Finger Lakes Land Trust Launches Bluff Point Conservation Effort Through Two Land Purchases

The Finger Lakes Land Trust (FLLT) purchased two properties featuring 57 acres of hillside forest on the east side of Bluff Point, a well-known scenic area overlooking Keuka Lake. The properties were purchased as part of a new initiative by the FLLT to conserve lands on Bluff Point that are significant for their ecological value, water quality, and scenic beauty.

Both parcels contain mature forest featuring hardwoods and pine, as well as several rugged ravines created by tributaries to Keuka Lake. The parcels are not adjacent to one another but are in close proximity and both feature frontage on East Bluff Drive.

Photo: Bill Hecht

The FLLT intends to develop a hiking trail on one of the parcels that will be open to the public during daylight hours. The trail will be developed after a natural resource inventory and management plan for both properties has been completed.

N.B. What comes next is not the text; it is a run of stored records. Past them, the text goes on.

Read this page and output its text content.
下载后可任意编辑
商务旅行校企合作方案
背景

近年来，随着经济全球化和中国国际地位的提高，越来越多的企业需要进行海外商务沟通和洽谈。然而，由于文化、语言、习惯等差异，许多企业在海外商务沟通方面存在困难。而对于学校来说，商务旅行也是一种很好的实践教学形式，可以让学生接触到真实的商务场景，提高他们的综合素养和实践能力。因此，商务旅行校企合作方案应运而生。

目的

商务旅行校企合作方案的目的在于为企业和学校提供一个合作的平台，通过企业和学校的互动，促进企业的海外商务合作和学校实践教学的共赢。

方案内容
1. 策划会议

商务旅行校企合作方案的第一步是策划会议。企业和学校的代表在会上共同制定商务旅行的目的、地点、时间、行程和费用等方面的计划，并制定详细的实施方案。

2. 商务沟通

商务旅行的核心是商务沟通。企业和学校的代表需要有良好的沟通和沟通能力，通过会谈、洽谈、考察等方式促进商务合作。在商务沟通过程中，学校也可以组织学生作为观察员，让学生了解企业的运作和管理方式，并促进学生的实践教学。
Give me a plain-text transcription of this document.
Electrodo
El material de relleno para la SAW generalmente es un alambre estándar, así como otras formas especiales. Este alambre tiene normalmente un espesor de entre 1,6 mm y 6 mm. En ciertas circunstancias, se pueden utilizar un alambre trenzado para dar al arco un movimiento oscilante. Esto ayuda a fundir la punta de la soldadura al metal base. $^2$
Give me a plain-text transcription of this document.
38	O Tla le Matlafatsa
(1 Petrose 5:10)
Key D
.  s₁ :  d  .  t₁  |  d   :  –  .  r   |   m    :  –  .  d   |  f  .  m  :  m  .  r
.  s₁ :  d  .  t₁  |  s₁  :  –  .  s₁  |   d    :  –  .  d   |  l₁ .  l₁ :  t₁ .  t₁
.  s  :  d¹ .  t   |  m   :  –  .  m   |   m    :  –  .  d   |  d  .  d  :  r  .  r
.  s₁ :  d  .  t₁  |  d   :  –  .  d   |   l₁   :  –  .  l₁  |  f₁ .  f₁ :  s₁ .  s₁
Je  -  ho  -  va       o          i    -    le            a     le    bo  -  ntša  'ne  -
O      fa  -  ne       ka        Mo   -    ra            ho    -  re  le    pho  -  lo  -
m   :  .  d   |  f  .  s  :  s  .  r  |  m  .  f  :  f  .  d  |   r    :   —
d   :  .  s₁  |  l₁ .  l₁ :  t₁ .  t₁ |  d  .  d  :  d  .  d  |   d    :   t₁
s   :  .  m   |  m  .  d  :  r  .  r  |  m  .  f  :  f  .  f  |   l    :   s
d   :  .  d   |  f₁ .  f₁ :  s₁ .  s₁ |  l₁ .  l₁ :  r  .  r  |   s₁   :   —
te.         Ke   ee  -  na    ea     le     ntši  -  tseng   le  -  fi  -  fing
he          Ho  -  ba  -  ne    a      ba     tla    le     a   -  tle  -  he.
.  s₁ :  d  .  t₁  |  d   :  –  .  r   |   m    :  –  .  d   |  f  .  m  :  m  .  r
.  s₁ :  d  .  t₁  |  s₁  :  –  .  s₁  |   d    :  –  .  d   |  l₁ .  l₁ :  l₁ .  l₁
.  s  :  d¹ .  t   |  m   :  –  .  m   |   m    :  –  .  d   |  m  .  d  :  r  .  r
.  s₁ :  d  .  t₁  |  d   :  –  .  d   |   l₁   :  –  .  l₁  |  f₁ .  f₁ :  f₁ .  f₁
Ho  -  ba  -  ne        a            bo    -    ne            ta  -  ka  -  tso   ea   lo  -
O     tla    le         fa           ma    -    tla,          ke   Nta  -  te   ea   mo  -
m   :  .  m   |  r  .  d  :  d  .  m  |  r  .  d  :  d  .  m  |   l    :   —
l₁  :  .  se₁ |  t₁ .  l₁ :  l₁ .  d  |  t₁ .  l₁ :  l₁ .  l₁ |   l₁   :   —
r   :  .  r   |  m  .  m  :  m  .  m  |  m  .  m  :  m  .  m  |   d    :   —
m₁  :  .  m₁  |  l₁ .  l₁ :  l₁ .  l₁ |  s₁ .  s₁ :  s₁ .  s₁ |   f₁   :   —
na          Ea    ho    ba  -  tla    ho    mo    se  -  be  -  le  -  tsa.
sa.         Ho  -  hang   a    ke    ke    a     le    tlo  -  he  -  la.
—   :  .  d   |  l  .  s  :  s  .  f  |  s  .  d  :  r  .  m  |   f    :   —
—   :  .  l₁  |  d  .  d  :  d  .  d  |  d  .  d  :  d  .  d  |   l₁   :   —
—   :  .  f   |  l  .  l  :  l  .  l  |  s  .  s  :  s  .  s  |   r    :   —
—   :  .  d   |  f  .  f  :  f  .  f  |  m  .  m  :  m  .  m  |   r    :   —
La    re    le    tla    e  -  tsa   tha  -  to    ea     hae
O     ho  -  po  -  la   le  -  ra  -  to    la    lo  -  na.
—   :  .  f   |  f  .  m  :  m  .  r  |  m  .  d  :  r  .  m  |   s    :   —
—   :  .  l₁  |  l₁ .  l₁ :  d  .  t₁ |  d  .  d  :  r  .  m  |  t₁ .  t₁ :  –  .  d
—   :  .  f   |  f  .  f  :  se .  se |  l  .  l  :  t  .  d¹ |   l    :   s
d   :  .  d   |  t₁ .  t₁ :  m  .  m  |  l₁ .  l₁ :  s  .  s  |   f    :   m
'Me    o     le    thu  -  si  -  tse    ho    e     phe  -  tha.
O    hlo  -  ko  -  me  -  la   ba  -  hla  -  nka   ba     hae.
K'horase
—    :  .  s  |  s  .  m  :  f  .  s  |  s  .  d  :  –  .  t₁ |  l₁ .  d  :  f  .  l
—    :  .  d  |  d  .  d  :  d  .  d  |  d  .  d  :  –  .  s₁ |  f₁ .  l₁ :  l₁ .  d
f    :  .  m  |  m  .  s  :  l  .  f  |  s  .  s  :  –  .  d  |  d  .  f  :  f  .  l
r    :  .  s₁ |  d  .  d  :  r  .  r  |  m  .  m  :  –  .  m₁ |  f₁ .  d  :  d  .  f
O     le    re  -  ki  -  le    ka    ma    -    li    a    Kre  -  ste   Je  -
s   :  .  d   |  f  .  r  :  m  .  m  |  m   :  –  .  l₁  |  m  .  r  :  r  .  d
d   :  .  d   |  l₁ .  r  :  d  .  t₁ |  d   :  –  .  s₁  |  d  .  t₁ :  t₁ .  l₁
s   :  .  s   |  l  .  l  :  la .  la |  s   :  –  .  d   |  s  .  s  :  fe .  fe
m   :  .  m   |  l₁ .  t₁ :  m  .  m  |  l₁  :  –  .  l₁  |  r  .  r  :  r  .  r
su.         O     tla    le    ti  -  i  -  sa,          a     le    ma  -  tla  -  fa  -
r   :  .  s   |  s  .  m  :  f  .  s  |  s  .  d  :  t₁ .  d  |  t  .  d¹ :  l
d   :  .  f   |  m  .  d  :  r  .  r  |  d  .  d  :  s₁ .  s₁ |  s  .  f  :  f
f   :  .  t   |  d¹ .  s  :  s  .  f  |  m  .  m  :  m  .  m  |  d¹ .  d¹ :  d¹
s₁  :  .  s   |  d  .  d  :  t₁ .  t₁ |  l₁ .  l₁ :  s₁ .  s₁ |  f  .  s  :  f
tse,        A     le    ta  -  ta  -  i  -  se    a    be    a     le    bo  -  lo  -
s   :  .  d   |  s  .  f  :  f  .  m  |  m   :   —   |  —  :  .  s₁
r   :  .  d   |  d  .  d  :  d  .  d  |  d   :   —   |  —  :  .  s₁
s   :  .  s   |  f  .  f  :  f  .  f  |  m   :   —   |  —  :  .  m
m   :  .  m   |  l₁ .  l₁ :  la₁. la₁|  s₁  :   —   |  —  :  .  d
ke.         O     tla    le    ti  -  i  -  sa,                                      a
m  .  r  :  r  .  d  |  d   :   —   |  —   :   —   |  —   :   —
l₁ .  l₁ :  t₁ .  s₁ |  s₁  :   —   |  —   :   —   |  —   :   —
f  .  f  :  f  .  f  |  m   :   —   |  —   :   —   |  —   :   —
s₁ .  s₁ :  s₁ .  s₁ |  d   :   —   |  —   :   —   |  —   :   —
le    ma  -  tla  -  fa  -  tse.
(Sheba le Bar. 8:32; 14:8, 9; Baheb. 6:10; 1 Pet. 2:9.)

The two purchases were made possible by an anonymous donation, proceeds from the FLLT’s Finger Lakes Forever capital campaign, and a loan from the organization’s internal revolving fund. The FLLT has thus far raised $374,000 toward its goal of raising $610,000 to cover the costs of the purchases, along with public access improvements, and a contribution to the organization’s stewardship fund to provide long-term care of the parcels.

With these two purchases, the FLLT has completed three land protection projects on Bluff Point including an earlier donation of a perpetual conservation easement. A conservation easement is a legal agreement that limits future development while allowing the land to remain in private ownership.

As the FLLT develops a publicly accessible nature trail, the organization will also reach out to additional landowners on Bluff Point to identify other sensitive land protection opportunities. Both conservation easements and acquisitions will be considered.

“Bluff Point’s wooded hillsides are vital to the health of Keuka Lake,” said FLLT Executive Director Andrew Zepp. “These forests stabilize steep slopes and reduce runoff to the lake. They also provide scenic vistas for which Keuka Lake is known. With development pressures in this area increasing dramatically, now is the time to act to ensure their future.”

To date, the FLLT has conserved more than 390 acres within the Keuka Lake watershed. In addition to its recent acquisitions on Bluff Point, the FLLT owns and manages the Botsford Nature Preserve at Big Gully in the town of Jerusalem and holds additional conservation easements on prime farmland near Penn Yan.